Life insurance can be a helpful financial tool to have but buying a California Life Insurance policy does not make sense for everyone. If you are single and have no dependents with enough money to cover your debts as well as the expenses related to death—your funeral, estate, attorney fees, and other expenses— then you may not need life insurance. The same applies if you have dependents as well as enough assets to provide for them after your death.
But if you are the primary provider for your dependents or have a significant amount of debt that outweighs your assets, then insurance can help ensure your loved ones are well taken care of if something happens to you. Having a life insurance policy could also make sense if you own a business or owe cosigned debts, such as private student loans, for which someone else could be held responsible if you pass away.
Term life insurance may be a good option if you have people (or even pets) who depend on you financially.

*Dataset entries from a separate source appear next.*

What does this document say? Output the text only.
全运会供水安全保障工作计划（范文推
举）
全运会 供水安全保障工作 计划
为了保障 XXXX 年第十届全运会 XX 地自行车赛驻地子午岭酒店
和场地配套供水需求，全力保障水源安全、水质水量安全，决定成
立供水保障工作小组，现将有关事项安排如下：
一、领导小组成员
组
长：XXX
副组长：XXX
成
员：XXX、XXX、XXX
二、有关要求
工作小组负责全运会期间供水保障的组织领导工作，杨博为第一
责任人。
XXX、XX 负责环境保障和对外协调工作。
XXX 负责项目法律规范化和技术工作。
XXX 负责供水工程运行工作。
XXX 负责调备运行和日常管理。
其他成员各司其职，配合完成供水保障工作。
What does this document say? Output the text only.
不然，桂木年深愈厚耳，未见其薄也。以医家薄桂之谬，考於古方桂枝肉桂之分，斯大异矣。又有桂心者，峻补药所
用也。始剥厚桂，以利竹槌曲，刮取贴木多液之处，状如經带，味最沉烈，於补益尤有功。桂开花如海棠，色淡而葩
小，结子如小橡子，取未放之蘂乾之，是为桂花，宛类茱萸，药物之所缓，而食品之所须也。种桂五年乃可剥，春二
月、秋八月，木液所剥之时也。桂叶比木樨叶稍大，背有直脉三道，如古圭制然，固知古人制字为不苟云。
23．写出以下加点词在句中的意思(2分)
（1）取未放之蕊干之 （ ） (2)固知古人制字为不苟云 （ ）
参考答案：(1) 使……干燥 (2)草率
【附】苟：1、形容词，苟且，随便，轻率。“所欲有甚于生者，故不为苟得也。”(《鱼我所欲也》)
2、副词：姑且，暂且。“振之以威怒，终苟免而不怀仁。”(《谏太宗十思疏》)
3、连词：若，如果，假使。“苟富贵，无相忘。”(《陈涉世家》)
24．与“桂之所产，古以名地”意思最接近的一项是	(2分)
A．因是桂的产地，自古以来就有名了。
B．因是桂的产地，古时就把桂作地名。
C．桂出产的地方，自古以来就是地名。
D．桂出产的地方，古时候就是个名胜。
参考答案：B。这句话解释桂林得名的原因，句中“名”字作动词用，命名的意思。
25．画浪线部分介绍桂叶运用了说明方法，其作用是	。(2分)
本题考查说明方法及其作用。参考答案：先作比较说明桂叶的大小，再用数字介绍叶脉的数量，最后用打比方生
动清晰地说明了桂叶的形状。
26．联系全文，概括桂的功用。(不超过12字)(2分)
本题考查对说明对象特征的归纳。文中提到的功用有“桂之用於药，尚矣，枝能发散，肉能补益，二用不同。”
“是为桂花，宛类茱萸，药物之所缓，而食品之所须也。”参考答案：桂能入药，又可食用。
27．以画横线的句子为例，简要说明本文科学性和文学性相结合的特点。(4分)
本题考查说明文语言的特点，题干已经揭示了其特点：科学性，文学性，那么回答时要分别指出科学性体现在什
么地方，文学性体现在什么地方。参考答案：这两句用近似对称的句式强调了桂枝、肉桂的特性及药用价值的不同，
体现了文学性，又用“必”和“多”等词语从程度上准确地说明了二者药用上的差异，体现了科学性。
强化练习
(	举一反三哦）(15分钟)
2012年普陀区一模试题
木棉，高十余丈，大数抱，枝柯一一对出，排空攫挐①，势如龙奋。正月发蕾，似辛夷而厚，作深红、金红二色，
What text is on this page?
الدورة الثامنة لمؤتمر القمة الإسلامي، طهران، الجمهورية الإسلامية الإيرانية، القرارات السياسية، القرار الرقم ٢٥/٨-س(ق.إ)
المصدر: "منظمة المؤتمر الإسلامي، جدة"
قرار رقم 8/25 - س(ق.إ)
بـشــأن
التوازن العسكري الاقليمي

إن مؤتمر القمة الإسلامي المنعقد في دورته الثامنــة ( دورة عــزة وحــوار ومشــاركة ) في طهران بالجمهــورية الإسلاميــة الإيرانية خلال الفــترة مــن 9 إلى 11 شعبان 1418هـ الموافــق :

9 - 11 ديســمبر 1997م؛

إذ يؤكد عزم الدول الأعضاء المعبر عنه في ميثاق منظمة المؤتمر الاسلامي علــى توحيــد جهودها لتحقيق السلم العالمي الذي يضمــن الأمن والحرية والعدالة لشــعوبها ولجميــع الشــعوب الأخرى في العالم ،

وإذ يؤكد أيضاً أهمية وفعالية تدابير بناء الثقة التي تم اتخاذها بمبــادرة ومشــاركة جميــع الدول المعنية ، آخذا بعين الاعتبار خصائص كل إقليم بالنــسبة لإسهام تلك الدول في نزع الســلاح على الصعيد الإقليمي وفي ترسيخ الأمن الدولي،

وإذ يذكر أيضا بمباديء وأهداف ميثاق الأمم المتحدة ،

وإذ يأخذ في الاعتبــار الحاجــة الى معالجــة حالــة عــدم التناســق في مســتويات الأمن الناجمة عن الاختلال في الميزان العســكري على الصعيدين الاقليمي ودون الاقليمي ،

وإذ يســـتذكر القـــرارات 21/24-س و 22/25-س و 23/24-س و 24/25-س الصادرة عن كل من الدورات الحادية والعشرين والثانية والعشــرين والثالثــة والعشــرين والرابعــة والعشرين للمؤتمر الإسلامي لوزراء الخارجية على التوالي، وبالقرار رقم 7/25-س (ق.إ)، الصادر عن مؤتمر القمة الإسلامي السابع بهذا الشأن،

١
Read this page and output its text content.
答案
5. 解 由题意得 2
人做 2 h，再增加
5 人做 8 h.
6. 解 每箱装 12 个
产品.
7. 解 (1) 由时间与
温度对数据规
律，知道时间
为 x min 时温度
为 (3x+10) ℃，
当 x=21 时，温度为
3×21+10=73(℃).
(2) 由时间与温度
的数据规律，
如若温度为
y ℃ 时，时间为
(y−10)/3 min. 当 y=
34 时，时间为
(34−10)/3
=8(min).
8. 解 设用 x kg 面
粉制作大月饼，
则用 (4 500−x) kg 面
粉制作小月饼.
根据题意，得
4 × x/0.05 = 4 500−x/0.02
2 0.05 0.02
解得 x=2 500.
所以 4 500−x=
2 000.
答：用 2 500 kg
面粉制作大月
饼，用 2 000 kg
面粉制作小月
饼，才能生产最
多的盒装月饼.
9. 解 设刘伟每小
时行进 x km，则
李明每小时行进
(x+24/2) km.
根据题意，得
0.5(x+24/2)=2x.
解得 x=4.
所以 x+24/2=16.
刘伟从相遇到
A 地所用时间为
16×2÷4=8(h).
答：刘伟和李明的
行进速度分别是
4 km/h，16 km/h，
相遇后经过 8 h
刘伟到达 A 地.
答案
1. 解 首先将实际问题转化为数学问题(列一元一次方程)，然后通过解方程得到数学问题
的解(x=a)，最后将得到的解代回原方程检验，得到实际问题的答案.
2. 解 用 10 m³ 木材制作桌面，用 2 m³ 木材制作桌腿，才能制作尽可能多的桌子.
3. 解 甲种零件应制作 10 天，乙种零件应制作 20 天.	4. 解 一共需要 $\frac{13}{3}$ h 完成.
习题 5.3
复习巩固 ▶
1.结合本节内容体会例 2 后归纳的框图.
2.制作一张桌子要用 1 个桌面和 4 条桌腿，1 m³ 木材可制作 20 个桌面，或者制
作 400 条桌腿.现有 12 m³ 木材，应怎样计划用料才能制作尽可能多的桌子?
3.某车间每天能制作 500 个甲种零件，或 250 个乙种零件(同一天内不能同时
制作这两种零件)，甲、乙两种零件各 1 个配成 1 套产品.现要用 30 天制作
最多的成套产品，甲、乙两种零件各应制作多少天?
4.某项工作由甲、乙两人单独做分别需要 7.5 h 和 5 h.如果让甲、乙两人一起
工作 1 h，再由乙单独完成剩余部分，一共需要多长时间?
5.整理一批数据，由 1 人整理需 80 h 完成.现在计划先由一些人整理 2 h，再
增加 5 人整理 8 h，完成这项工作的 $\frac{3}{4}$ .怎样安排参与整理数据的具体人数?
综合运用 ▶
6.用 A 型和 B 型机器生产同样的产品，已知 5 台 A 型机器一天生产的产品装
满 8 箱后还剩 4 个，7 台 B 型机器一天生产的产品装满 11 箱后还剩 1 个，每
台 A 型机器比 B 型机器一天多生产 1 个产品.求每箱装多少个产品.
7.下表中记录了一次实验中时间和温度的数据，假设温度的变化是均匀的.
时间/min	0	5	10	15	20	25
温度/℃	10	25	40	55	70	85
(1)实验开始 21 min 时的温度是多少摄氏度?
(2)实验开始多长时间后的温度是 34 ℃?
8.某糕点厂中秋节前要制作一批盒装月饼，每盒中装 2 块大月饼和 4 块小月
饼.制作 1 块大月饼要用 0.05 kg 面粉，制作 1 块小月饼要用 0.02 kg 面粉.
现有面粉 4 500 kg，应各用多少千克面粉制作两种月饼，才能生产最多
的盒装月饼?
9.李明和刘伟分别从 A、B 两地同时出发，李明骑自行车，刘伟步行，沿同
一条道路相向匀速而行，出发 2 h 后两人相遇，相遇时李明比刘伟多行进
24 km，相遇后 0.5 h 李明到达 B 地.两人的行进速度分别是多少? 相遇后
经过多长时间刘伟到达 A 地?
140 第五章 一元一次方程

You may want to purchase a policy that will correspond with how long they’ll be dependent on you — for example, if your children are young or in college. The tax-free payout can help provide financial peace of mind for your family. They can use this money to replace lost income, maintain a certain lifestyle and pay off any outstanding debts such as a mortgage.
And keep in mind that wage-earners aren’t the only people who may need coverage. Stay-at-home parents provide childcare that would need to be replaced if something happened to them. So, as you are considering your needs, it’s important to take these expenses into consideration, too.
The monthly cost for term life insurance will vary based on your specific situation. For example, the younger you are, typically the lower your premium will be as you are less likely to pass away before your term ends. Women also tend to pay less because on average they live longer than men. How healthy you are is also a factor in your cost.